For many years, the beautiful beach upon which Ms Paltrow was seen in Shakespeare in Love (my pic) has been a haven for naturists, even on the chilliest of days when the wind whips in from the north-east. However, things have changed this year. Initially, naturism was banned from the beach completely. The ban has now been lifted for the area of sand below the mean high water mark, but remains in place for the sand dunes.
Holkham beach is a lovely place to be, clothes on or clothes off, and lots of people use it – apparently as many as 500,000 every year. But not everyone behaves themselves. In particular, there have been reports over the years of people having sex in the dunes, and others being understandably offended by this. It is difficult to tell from published sources (e.g.here from the landowner, and here from British Naturism) whether these offenders were necessarily naturists. The beach is busy with those who ordinarily wear clothes as well as those who do not – and, I suppose, you can only definitely identify offenders as naturists when they have finished having sex and they don’t put their clothes on.

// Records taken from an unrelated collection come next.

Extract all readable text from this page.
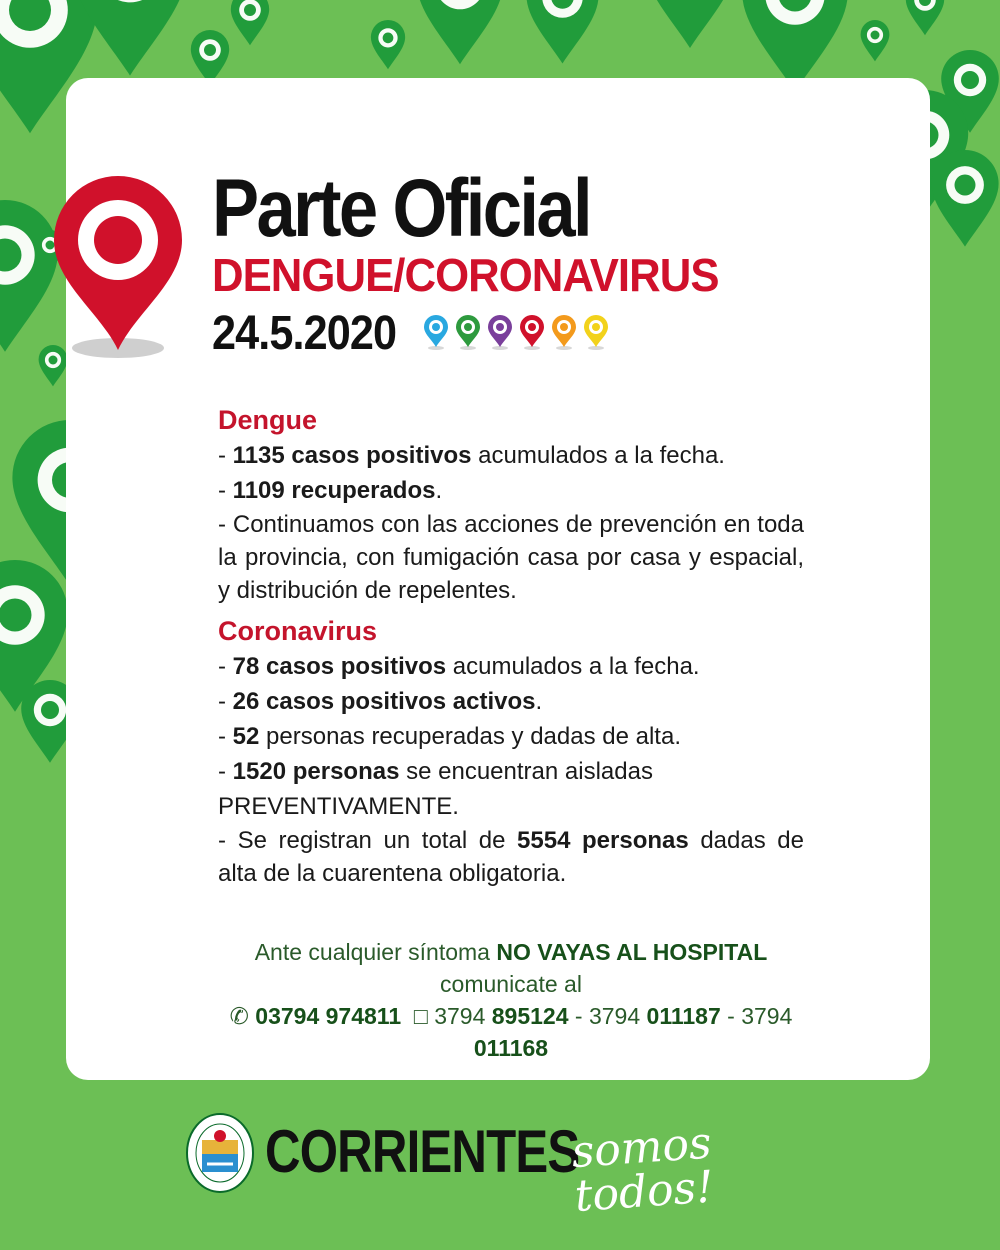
Parte Oficial
DENGUE/CORONAVIRUS
24.5.2020
Dengue

- 1135 casos positivos acumulados a la fecha.

- 1109 recuperados.

- Continuamos con las acciones de prevención en toda la provincia, con fumigación casa por casa y espacial, y distribución de repelentes.

Coronavirus

- 78 casos positivos acumulados a la fecha.

- 26 casos positivos activos.

- 52 personas recuperadas y dadas de alta.

- 1520 personas se encuentran aisladas PREVENTIVAMENTE.

- Se registran un total de 5554 personas dadas de alta de la cuarentena obligatoria.

Ante cualquier síntoma NO VAYAS AL HOSPITAL comunicate al
✆ 03794 974811 □ 3794 895124 - 3794 011187 - 3794 011168
CORRIENTES
somos todos!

Anyway, leading that aside, pressure grew for Something to be Done, not least via a Facebook page “Close Holkham naturist Beach”. The upshot was that the local landowner, Holkham Estate, after discussions with British Naturism, and Natural England (the public naturalist body) , decided to ban naturists from the beach with effect from 1st July 2013.
Outcry ensued in naturist circles. Things were complicated, because whereas the Estate owns the dunes, the Crown owns the area between mean high water mark (where the high tide comes into) and mean low water mark (where the low tide goes out to). Holkham beach is very flat, and so this stretch of sand in between is quite considerable.

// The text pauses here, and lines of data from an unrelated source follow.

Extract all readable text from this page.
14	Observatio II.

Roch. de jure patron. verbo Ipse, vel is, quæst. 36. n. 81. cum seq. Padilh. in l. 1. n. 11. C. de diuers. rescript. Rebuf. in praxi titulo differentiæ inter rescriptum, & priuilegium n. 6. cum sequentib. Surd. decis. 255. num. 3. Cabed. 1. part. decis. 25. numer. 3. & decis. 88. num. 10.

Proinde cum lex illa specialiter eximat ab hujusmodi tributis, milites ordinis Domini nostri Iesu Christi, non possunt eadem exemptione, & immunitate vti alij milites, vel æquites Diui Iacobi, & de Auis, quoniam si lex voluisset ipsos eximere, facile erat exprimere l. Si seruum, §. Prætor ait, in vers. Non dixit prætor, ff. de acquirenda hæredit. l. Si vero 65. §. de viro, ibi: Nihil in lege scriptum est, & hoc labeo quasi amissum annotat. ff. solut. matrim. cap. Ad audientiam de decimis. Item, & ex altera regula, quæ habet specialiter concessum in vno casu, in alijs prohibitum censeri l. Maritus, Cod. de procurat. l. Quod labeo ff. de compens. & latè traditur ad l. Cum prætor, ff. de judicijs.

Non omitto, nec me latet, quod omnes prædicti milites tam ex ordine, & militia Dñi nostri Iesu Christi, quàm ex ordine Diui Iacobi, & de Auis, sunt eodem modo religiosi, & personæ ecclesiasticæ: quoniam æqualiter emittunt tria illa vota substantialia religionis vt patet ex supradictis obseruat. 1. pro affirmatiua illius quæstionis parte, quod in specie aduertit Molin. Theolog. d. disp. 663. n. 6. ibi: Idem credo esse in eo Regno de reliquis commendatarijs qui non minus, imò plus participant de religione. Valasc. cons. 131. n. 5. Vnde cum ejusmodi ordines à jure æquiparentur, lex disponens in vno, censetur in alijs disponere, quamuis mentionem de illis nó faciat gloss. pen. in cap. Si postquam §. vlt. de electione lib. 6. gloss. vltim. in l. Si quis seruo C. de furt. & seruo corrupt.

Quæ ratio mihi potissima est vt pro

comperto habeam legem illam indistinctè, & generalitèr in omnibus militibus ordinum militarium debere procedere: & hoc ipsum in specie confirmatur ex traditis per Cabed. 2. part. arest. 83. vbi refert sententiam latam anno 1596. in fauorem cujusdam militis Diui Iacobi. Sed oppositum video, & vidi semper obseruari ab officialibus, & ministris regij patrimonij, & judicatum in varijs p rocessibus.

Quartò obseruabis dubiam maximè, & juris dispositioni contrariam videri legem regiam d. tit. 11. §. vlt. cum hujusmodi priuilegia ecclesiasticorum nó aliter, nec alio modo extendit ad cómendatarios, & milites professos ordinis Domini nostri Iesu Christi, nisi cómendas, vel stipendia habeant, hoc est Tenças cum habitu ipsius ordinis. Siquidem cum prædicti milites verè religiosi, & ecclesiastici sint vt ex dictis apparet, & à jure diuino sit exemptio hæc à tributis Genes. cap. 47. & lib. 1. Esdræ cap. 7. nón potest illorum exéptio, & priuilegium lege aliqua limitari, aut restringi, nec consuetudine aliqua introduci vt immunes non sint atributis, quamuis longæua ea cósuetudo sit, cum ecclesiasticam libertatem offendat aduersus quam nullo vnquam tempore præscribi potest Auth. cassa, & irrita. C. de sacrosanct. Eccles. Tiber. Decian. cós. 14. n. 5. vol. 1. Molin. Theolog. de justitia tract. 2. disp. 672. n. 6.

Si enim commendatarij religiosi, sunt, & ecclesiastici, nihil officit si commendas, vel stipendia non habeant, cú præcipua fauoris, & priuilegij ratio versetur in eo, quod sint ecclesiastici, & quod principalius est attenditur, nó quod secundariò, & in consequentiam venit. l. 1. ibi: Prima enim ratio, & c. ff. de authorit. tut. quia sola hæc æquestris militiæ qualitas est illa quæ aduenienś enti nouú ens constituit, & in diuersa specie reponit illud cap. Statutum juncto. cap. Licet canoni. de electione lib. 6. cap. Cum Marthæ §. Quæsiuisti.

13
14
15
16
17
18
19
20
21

So British Naturism wrote to the Crown Estate, presumably complaining that it had not been properly consulted on this change – its letter was drafted by David Wolfe QC. a leading public law barrister. It threatened judicial review proceedings. The Crown Estate, like any public authority, owes duties in public law to consult those likely to be affected by its actions – the classic example of this being the hospital closure cases where those affected (whether patients or hospitals) are or should be properly consulted on proposals.
The Crown Estate must have thought there was something in the points being made, so on 25 September 2013, its response was to lift its ban – but only on its land.
But Holkham Estate maintained its ban, for its land. The Estate, like any private landowner, can set rules applicable to those who want to use its land. It can say, as it does – if you want to use our sand dunes, wear clothes. Just as British Naturism can say – if you want to come to our convention, don’t wear clothes. Neither Holkham nor BN owe public law duties, even if others may be affected by their actions. And neither can be made the subject of judicial review proceedings.
So the upshot at the moment is that naturists can use the beach for swimming or sitting on, but if they want to lie around in the rather warmer (and drier) dunes, they have to put their clothes on.
A perfect illustration of the different effects of public and private law.